• Brasil terá novo rombo nas contas públicas em 2016, dizem economistas

    Para eles, o próximo ano será, mais uma vez, de desequilíbrio nas contas públicas.
    30/12/2015 10h31 - Actualizado 30/12/2015 10h31

    Foto: Marcelo Sayão/EFE/VEJA


    O próximo ano será, mais uma vez, de desequilíbrio nas contas públicas, o que tende a comprometer o cumprimento da meta de superávit primário (a economia para o pagamento de juros da dívida).
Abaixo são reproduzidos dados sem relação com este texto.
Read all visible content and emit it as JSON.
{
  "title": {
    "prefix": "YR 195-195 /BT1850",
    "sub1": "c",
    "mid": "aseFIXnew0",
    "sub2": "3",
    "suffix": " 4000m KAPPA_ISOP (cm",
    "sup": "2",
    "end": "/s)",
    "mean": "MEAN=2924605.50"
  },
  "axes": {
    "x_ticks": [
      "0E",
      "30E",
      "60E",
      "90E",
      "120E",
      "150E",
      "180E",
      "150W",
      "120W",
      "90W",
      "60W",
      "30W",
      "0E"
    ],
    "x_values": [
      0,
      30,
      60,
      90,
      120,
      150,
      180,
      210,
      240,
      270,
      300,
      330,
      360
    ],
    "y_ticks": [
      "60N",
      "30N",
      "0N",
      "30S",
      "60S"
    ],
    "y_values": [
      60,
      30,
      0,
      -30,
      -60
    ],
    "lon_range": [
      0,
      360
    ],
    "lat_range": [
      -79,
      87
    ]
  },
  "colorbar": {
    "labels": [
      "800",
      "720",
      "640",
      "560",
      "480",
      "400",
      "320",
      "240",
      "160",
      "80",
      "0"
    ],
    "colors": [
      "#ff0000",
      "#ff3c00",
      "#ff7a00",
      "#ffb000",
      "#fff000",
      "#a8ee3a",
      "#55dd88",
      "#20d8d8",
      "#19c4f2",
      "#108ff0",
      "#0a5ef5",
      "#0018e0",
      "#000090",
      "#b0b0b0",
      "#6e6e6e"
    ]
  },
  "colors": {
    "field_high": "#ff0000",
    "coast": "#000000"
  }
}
Esta é a avaliação de economistas, após a divulgação, nesta terça-feira, de um rombo recorde nas contas do governo em novembro.

    O governo se comprometeu a poupar em 2016 o equivalente a 0,5% do Produto interno Bruto (PIB). “Vai ficar muito difícil para novo ministro cumprir a meta de superávit fiscal de 2016. Acho que ano vem vamos voltar a ter déficit”, diz o economista José Luis Oreiro. Ele lembra que o resultado de dezembro deveria até ser melhor. “Sempre temos no fim do ano as receitas não recorrentes: vem aí, por ejemplo, a distribuição de lucros do BNDES (Banco Nacional de Desenvolvimento Econômico e Social)”, diz ele.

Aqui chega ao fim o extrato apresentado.